MemoCMT: multimodal emotion recognition using cross-modal transformer-based feature fusion.

Journal: Scientific reports
PMID:

Abstract

Speech emotion recognition has seen a surge in transformer models, which excel at understanding the overall message by analyzing long-term patterns in speech. However, these models come at a computational cost. In contrast, convolutional neural networks are faster but struggle with capturing these long-range relationships. Our proposed system, MemoCMT, tackles this challenge using a novel "cross-modal transformer" (CMT).

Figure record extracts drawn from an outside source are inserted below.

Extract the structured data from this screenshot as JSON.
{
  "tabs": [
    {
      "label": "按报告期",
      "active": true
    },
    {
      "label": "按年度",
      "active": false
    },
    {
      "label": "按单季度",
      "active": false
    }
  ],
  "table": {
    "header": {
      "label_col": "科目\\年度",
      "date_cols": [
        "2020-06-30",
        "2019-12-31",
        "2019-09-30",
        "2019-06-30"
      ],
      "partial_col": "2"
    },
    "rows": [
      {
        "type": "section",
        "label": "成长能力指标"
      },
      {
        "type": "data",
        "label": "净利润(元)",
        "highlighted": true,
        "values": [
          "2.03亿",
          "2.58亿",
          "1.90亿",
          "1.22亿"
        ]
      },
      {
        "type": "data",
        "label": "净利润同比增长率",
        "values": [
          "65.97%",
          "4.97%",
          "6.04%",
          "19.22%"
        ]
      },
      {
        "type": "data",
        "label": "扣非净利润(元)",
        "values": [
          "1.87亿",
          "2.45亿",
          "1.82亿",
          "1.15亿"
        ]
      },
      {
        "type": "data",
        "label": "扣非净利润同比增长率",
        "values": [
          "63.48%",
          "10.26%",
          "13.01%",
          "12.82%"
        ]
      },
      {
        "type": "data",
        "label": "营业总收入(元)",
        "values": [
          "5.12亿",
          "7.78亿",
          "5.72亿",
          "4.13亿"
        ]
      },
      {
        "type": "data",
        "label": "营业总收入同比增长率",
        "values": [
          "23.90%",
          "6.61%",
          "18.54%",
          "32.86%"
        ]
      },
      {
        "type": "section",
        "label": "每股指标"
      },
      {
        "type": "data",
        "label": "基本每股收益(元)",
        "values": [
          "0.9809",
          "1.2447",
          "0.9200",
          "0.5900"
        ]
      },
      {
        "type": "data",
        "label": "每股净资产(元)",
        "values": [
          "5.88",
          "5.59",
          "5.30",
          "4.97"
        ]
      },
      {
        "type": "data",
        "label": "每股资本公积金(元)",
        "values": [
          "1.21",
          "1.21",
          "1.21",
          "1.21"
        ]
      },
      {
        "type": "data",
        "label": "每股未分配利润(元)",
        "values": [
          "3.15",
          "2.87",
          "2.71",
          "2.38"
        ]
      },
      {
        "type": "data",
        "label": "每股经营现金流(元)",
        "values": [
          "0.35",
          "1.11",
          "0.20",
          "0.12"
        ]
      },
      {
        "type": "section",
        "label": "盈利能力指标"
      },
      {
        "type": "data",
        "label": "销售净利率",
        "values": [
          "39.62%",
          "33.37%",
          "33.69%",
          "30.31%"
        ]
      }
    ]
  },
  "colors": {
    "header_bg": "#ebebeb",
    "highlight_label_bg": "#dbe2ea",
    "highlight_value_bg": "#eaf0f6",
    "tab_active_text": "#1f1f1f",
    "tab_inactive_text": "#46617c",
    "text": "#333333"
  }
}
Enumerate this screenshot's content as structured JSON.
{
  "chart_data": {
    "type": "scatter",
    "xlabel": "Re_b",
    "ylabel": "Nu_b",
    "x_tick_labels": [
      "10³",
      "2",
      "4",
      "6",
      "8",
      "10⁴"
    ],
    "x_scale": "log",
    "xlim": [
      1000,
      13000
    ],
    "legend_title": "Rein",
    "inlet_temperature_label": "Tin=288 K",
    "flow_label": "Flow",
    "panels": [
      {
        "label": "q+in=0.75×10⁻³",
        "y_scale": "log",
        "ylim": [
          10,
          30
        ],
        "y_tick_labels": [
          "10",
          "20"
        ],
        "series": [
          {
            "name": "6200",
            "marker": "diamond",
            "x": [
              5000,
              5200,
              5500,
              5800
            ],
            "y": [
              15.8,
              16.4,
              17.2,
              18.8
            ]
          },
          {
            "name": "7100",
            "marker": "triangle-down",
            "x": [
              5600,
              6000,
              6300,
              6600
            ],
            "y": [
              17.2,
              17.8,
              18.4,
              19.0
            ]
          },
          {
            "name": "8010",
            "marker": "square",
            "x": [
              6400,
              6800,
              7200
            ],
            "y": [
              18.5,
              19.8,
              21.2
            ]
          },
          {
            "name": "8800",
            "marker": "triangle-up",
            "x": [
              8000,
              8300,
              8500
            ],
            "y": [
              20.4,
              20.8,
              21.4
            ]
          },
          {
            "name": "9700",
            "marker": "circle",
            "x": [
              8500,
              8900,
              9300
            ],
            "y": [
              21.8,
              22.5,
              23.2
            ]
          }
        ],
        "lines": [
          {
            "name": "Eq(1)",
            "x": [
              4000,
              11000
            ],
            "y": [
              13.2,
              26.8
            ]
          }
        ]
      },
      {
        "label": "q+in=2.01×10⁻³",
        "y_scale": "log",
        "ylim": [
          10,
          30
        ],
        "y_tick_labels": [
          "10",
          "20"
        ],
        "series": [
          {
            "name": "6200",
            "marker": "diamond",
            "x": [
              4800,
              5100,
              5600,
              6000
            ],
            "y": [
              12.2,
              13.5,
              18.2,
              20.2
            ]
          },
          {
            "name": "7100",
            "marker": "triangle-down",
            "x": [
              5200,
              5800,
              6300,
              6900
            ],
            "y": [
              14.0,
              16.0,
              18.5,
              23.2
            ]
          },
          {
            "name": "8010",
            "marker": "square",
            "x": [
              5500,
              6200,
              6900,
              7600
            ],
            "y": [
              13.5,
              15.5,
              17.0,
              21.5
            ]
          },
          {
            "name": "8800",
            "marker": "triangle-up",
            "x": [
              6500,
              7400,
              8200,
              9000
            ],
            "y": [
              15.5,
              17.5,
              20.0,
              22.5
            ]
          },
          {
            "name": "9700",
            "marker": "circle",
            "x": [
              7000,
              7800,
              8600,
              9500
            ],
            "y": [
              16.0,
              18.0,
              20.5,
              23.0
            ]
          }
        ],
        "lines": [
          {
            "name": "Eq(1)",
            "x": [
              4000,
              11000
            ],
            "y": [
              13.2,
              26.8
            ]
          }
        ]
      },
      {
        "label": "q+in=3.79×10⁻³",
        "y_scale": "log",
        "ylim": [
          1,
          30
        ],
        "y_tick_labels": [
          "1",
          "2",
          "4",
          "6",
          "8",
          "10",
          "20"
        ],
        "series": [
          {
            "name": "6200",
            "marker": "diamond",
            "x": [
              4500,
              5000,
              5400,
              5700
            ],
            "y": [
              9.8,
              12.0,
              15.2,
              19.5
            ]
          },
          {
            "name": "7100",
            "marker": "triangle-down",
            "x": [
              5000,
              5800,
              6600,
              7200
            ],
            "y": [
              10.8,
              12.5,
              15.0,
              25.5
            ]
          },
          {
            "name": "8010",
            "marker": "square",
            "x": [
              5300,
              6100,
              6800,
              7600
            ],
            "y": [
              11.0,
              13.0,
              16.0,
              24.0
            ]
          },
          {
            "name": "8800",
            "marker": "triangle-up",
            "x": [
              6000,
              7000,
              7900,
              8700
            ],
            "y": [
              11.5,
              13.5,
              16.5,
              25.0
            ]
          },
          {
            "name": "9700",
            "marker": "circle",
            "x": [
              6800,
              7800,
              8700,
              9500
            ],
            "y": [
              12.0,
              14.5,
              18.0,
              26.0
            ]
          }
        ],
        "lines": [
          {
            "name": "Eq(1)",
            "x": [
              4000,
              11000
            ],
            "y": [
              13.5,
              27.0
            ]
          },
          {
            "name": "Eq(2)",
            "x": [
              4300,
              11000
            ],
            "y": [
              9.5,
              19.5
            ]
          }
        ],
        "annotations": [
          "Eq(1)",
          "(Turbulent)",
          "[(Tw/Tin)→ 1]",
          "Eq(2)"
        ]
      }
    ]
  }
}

This CMT can effectively analyze local and global speech features and their corresponding text. To boost efficiency, MemoCMT leverages recent advancements in pre-trained models: HuBERT extracts meaningful features from the audio, while BERT analyzes the text. The core innovation lies in how the CMT component utilizes and integrates these audio and text features. After this integration, different fusion techniques are applied before final emotion classification. Experiments show that MemoCMT achieves impressive performance, with the CMT using min aggregation achieving the highest unweighted accuracy (UW-Acc) of 81.33% and 91.93%, and weighted accuracy (W-Acc) of 81.85% and 91.84% respectively on benchmark IEMOCAP and ESD corpora. The results of our system demonstrate the generalization capacity and robustness for real-world industrial applications. Moreover, the implementation details of MemoCMT are publicly available at https://github.com/tpnam0901/MemoCMT/ for reproducibility purposes.

Authors

  • Mustaqeem Khan
    College of Information Technology, United Arab Emirates University (UAEU), Al Ain, Abu Dhabi, United Arab Emirates, 5551, Al Ain, UAE.
  • Phuong-Nam Tran
    Department of Artificial Intelligence, Kyung Hee University, Yongin-si, 17104, Republic of Korea.
  • Nhat Truong Pham
    Division of Computational Mechatronics, Institute for Computational Science, Ton Duc Thang University, Ho Chi Minh City, Vietnam.
  • Abdulmotaleb El Saddik
    Multimedia Communications Research Laboratory, University of Ottawa, Ottawa, ON K1N6N5, Canada.